SENATO DELLA REPUBBLICA
XIV LEGISLATURA
527ª SEDUTA PUBBLICA
RESOCONTO
SOMMARIO E STENOGRAFICO
MARTEDÌ 3 Febbraio 2004
(Antimeridiana)
Presidenza del vice
presidente FISICHELLA,
indi del presidente PERA
D’ANDREA (Mar-DL-U). Signor
Presidente, signor rappresentante del Governo, colleghi senatori,
come è noto e come abbiamo più volte ribadito nel corso del
dibattito, a cominciare dal relatore di minoranza, senatore
Bassanini, noi non ci opponiamo pregiudizialmente all’idea di
sottoporre ad ampia revisione la Costituzione. Tentammo di farlo
anche nella scorsa legislatura, con la Bicamerale, nella
convinzione che riforme di portata più generale necessitassero di
una modalità straordinaria e di un consenso largo.

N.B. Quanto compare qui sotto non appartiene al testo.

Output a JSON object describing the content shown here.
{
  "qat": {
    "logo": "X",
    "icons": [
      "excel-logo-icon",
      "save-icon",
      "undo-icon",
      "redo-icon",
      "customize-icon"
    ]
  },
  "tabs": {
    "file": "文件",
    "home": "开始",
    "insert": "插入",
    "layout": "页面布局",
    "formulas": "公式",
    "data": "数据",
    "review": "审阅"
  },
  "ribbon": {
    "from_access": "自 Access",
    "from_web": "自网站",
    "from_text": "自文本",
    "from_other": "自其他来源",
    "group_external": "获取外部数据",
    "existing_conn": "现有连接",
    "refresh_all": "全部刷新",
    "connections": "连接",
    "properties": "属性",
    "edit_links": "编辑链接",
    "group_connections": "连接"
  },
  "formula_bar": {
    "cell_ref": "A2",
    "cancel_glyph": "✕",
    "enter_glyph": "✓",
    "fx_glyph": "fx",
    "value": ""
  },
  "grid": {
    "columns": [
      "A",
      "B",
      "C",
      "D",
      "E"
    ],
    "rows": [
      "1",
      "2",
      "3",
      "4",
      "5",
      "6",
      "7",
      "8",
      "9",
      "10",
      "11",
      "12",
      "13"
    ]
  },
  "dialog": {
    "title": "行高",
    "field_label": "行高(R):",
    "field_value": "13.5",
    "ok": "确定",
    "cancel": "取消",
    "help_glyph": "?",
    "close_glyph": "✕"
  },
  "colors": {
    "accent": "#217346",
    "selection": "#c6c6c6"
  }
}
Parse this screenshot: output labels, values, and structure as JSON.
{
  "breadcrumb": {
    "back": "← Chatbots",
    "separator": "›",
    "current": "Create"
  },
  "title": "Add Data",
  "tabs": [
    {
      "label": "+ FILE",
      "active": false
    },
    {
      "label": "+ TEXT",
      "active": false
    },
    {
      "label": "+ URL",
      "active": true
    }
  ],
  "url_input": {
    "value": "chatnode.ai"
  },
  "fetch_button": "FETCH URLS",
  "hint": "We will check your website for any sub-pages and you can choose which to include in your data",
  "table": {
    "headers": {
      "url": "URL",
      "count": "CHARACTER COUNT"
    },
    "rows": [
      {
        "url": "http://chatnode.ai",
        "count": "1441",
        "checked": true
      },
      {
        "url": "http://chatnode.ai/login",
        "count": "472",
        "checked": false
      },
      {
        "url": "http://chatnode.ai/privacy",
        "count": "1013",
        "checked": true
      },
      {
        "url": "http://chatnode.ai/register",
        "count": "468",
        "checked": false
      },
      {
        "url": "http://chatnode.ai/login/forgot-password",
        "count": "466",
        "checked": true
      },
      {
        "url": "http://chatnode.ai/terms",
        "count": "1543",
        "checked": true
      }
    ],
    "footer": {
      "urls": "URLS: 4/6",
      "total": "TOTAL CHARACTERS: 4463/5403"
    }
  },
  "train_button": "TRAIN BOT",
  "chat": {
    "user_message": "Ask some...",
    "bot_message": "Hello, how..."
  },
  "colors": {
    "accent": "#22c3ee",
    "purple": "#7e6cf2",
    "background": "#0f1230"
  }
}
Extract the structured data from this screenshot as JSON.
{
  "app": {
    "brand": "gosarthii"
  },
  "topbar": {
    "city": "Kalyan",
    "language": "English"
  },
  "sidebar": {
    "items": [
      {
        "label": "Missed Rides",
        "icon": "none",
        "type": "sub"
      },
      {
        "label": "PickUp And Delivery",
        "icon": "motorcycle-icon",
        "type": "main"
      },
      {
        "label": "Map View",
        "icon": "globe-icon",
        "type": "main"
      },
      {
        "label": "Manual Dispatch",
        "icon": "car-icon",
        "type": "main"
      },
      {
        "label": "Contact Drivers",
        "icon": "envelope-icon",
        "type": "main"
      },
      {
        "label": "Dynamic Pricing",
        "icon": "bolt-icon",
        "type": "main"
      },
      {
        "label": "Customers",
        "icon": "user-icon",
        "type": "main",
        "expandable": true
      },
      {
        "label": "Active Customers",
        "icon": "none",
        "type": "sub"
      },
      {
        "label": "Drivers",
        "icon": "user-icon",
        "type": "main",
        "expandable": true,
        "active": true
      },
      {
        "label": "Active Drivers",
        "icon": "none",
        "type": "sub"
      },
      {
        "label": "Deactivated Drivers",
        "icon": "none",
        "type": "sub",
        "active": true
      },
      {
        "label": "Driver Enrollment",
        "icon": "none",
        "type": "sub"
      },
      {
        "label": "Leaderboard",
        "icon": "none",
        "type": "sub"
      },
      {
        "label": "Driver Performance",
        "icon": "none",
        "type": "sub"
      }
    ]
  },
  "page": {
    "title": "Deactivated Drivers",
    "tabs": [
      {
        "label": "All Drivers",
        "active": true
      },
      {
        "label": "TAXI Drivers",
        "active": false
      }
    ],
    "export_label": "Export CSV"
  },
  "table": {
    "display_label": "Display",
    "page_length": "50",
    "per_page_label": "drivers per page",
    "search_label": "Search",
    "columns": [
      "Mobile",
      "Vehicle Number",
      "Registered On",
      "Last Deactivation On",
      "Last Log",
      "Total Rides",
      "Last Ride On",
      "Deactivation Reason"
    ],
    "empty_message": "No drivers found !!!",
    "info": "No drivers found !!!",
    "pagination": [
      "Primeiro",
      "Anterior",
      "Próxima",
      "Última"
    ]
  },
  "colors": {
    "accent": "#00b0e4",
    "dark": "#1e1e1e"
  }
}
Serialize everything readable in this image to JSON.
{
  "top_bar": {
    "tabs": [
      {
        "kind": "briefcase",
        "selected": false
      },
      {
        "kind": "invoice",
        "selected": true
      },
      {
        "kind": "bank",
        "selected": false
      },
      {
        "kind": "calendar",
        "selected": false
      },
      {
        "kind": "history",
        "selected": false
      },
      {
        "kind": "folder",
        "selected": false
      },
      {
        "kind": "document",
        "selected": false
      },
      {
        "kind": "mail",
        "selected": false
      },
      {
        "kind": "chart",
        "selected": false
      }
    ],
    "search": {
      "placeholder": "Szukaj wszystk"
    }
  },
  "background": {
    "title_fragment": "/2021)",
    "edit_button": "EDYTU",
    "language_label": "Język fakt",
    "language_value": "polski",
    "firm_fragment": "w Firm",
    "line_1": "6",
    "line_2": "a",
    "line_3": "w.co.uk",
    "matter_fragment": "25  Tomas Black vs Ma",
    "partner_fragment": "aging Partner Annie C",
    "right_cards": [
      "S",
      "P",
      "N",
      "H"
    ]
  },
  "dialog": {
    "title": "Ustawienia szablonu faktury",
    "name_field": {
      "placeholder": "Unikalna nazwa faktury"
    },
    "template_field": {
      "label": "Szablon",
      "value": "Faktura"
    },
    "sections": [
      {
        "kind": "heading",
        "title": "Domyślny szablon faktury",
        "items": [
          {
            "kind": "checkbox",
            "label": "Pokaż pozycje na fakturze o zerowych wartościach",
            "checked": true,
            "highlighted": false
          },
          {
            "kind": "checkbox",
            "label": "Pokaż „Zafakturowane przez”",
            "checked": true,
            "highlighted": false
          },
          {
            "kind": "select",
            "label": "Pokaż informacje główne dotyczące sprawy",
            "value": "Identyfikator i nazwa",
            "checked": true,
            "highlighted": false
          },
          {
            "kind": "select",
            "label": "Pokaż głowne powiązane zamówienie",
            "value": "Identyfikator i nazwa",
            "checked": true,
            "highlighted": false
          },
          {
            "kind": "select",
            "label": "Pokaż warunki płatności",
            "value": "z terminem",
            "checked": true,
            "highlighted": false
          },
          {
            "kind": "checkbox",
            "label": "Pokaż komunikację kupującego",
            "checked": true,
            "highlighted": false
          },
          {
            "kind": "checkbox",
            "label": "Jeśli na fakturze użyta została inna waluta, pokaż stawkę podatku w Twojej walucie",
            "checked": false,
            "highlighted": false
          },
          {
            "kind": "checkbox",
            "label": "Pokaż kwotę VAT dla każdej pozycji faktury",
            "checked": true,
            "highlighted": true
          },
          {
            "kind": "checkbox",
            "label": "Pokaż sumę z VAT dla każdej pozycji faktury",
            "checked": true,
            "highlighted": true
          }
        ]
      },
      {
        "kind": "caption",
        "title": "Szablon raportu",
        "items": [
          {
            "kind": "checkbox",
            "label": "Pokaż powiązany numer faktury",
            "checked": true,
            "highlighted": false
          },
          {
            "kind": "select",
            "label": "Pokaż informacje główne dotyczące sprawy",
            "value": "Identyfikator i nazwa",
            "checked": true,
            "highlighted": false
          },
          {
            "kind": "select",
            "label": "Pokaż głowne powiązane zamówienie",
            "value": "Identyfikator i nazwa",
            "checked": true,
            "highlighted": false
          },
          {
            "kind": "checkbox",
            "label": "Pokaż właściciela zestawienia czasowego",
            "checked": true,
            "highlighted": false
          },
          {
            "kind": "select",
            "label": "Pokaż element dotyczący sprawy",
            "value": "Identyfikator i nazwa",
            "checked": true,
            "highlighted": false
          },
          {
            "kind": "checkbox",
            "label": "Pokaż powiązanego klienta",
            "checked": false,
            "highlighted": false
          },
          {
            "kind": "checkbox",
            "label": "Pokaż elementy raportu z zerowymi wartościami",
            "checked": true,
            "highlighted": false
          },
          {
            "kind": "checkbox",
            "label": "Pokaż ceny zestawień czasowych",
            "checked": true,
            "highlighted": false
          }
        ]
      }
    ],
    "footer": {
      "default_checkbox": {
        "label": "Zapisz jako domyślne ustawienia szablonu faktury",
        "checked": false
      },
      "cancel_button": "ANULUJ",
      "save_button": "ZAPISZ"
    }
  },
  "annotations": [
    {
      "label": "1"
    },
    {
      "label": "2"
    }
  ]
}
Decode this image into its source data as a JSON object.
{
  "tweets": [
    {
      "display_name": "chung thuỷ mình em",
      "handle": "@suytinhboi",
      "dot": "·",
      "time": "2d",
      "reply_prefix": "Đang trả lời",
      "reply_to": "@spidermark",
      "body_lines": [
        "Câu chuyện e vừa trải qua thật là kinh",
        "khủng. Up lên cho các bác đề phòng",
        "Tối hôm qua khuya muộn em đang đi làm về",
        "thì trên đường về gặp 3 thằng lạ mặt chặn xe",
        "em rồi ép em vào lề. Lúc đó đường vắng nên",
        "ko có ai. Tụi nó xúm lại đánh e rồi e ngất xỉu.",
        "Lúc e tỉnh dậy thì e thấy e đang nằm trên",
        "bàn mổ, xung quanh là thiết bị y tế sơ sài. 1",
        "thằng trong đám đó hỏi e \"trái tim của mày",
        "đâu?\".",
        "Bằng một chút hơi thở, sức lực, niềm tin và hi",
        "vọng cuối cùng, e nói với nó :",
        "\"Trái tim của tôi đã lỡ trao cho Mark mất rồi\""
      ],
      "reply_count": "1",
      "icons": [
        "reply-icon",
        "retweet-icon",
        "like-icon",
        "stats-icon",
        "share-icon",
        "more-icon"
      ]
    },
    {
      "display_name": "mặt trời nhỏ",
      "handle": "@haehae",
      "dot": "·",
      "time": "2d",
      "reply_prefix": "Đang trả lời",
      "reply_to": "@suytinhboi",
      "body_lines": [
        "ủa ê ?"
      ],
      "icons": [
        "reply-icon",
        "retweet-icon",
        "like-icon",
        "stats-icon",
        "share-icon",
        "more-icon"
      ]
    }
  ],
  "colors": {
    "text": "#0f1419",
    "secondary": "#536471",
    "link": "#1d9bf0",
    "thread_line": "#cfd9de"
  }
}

Desidero parlare ora del Titolo V. Si introducono poche
modifiche al testo recentemente novellato. Lo registriamo non
senza sorpresa; se solo ricordiamo la demonizzazione che ne è
stata fatta, sin qui, da parte dei colleghi della maggioranza, che
ora lo assumono quasi come un testo sacro, immodificabile persino
nelle parti nelle quali noi stessi riteniamo sia giusto procedere
ad integrazioni e correzioni.
Viene mantenuta persino la tanto vituperata legislazione
concorrente, rispetto alla quale è lecito domandarsi, a questo
punto, che fine hanno fatto le radicali obiezioni di merito e di
metodo che Governo e maggioranza hanno sollevato più volte anche
in quest’Aula.
È rimasto sostanzialmente intatto l’articolo 117, ma la
ipotizzata sostituzione del quarto comma finisce con l’essere
contraddittoria con il rovesciamento operato dal nuovo articolo
117 che, come noto, attribuisce alla competenza esclusiva delle
Regioni tutte le materie, salve quelle che vengono elencate tra
quelle di competenza esclusiva dello Stato e di legislazione
concorrente.
Il testo che ci viene proposto, invece, torna
inopinatamente ad elencare specifiche materie da devolvere alla
competenza esclusiva delle Regioni – peraltro in strana sequenza,
non so quanto sintatticamente e giuridicamente possibile – insieme
con il rinvio ad ogni altra materia non espressamente riservata
alla legislazione dello Stato.
Tra le materie specificamente elencate c’è l’assistenza e
l’organizzazione sanitaria, senza curarsi – come ha rilevato anche
il senatore Vitali – di chiarire il rischio di contrasto con
quanto disposto dal secondo comma, che include, tra le materie di
legislazione esclusiva dello Stato, la determinazione dei livelli
essenziali delle prestazioni concernenti i diritti civili e
sociali che devono essere garantiti sul territorio nazionale e dal
terzo comma, che prevede, tra le materie di legislazione
concorrente, la tutela della salute.
C’è poi l’organizzazione scolastica, la gestione degli
istituti scolastici e di formazione fatta salva l’autonomia delle
istituzioni scolastiche, nonché la definizione della parte dei
programmi scolastici e formativi di interesse specifico della
Regione, elevando, a questo proposito, a norma costituzionale
quanto già previsto dall’articolo 2 della legge n. 53 del 2003
(riforma Moratti). Anche in questo secondo caso però, signor
Presidente, senza curarsi di eliminare gli aspetti contraddittori
rispetto al secondo comma, lettera n), che attribuisce allo
Stato la legislazione esclusiva in materia di norme generali
sull’istruzione e alla legislazione concorrente l’istruzione, ad
eccezione dell’istruzione e della formazione professionale.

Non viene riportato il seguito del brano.